No government is entitled to claim that law and order is beyond its control. In the abduction and killing of the two Red Cross volunteers, complaints were made immediately after the alleged arrest and abductions. Even the details of the van in which the two people were taken, including the vehicle registration number, were provided by colleagues of the deceased who made the initial complaint. Despite the reports and information and even pleas made to higher authorities, no action was taken to protect the two volunteers, whose bodies were found about 40 kilometers away from Colombo on the next morning.

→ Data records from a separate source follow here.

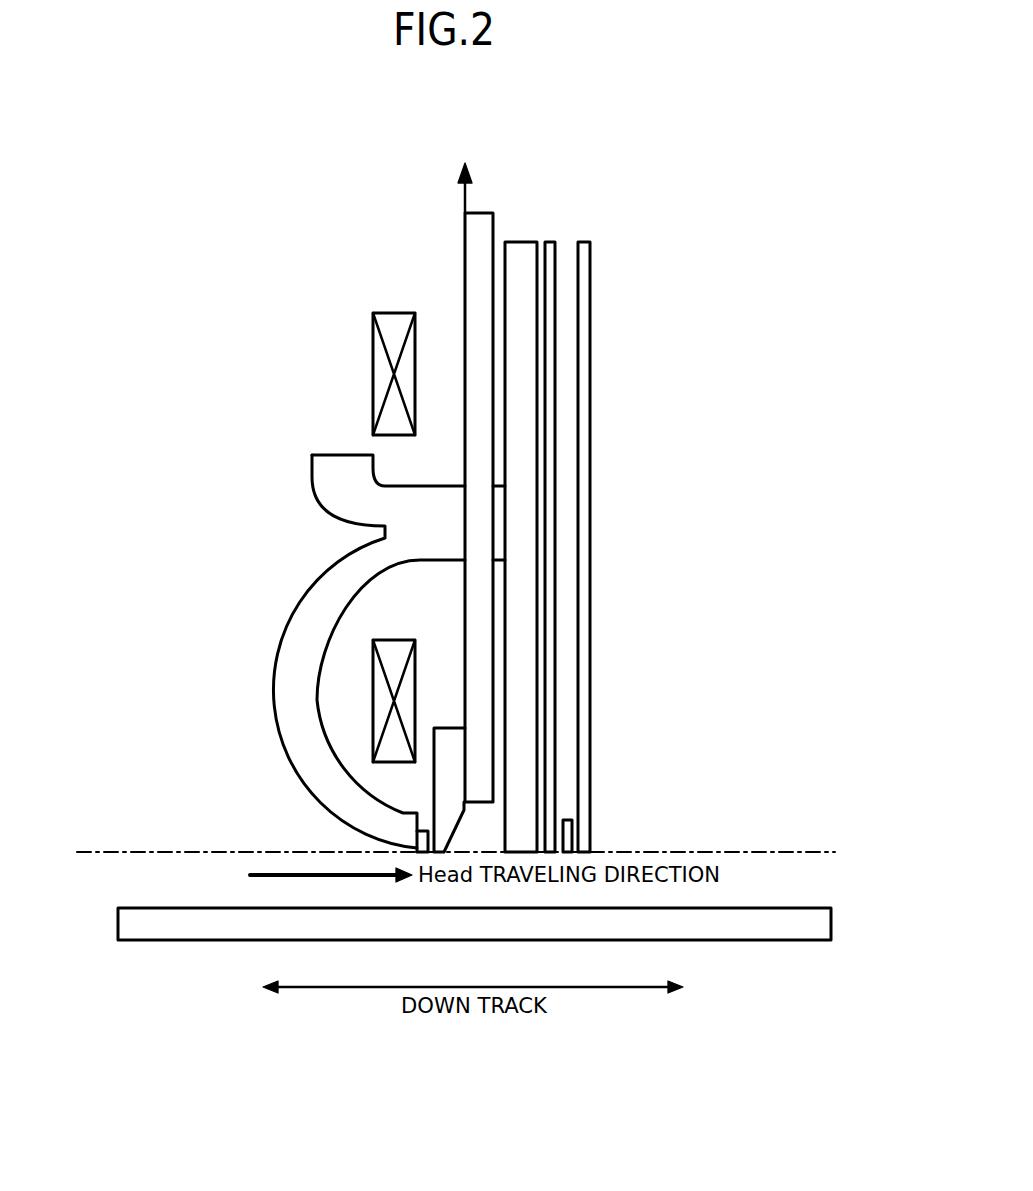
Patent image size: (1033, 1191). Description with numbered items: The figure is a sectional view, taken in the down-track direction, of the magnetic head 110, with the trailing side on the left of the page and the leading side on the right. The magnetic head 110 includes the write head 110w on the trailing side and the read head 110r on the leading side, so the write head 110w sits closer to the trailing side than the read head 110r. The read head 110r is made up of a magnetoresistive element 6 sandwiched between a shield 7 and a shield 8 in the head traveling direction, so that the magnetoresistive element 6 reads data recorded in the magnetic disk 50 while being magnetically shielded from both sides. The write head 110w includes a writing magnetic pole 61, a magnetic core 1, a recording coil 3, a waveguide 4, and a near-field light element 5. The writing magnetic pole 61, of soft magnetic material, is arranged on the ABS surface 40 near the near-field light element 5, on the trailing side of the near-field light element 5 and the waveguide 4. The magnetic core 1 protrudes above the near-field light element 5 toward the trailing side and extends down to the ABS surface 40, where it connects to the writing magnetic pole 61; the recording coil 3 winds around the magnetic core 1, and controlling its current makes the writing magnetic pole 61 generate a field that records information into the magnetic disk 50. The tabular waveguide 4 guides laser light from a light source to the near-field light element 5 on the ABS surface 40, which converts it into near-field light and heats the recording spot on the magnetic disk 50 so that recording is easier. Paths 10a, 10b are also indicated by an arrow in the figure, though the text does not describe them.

The magnetic head 110 is at (651, 157).
The write head 110w is at (201, 594).
The read head 110r is at (661, 721).
The magnetic core 1 is at (300, 601).
The recording coil 3 is at (373, 351).
The waveguide 4 is at (478, 212).
The near-field light element 5 is at (434, 782).
The writing magnetic pole 61 is at (423, 831).
The magnetic flux path 10a is at (327, 584).
The magnetic flux path 10b is at (452, 626).
The shield 7 is at (550, 726).
The shield 8 is at (590, 778).
The magnetoresistive element 6 is at (572, 833).
The ABS surface 40 is at (106, 855).
The magnetic disk 50 is at (160, 928).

Such a negligent approach on the part of the police and the government is a factor contributing to such crimes and can even be regarded as making them complicit in these crimes. Tacit approval for abductions and disappearances has been part of the Sri Lankan policing culture for the last few decades. The point of view that poison should be handled with poison has given rise to tolerance of various practices under the guise of dealing with crime or terrorism.
It is well documented that during the late 1980s many “agencies” grew up within the policing and military system. These created death squads in which criminal elements were absorbed. Such approved agencies were referred to as the Black Cats. No one really had control over them. While one agency denied its involvement in a particular abduction, another agency might actually carry out the operation. In this manner, the government and top-ranking officers could plausibly deny involvement and defeat their direct and indirect enemies.
It may be that the collapse of the system is so advanced that state agencies have lost control of law and order altogether. Even by 2001, there was a realization that the maintenance of law and order in Sri Lanka was critically flawed. It was this awareness that led to the introduction of the 17th Amendment to the Constitution and the creation of independent bodies that might be able to arrest further deterioration of law and order in the country. However, the present government has suspended the operation of these independent institutions.
It is the government’s responsibility, however, to uphold law and order. If the irrational policies of the past have reaped and harvested insanity, the question now is whether the government will take adequate steps to return to a state of sanity and face up to its obligations. Obviously, the insanity is so advanced now that without adequate support from other countries it will not be possible to overcome this problem.
The dysfunctionalism of the Sri Lankan policing system is no longer a problem that can be ignored. The voices of civil society must demand a return to sanity and an end to the nation’s further decline into peril. Under the present circumstances, in which the state is apparently incapable of maintaining law and order, there is no shame in seeking assistance from outside the country. The Sri Lankan government has done so in the past, and other governments have done so as well in times of great peril.
It is in this spirit that discussion at the U.N. Human Rights Council about Sri Lanka should be tackled. Not to face up to the unrelenting human rights violations in Sri Lanka is to persist along the path of peril that has already brought so much disaster to the country and that manifests itself every day with new horrendous acts.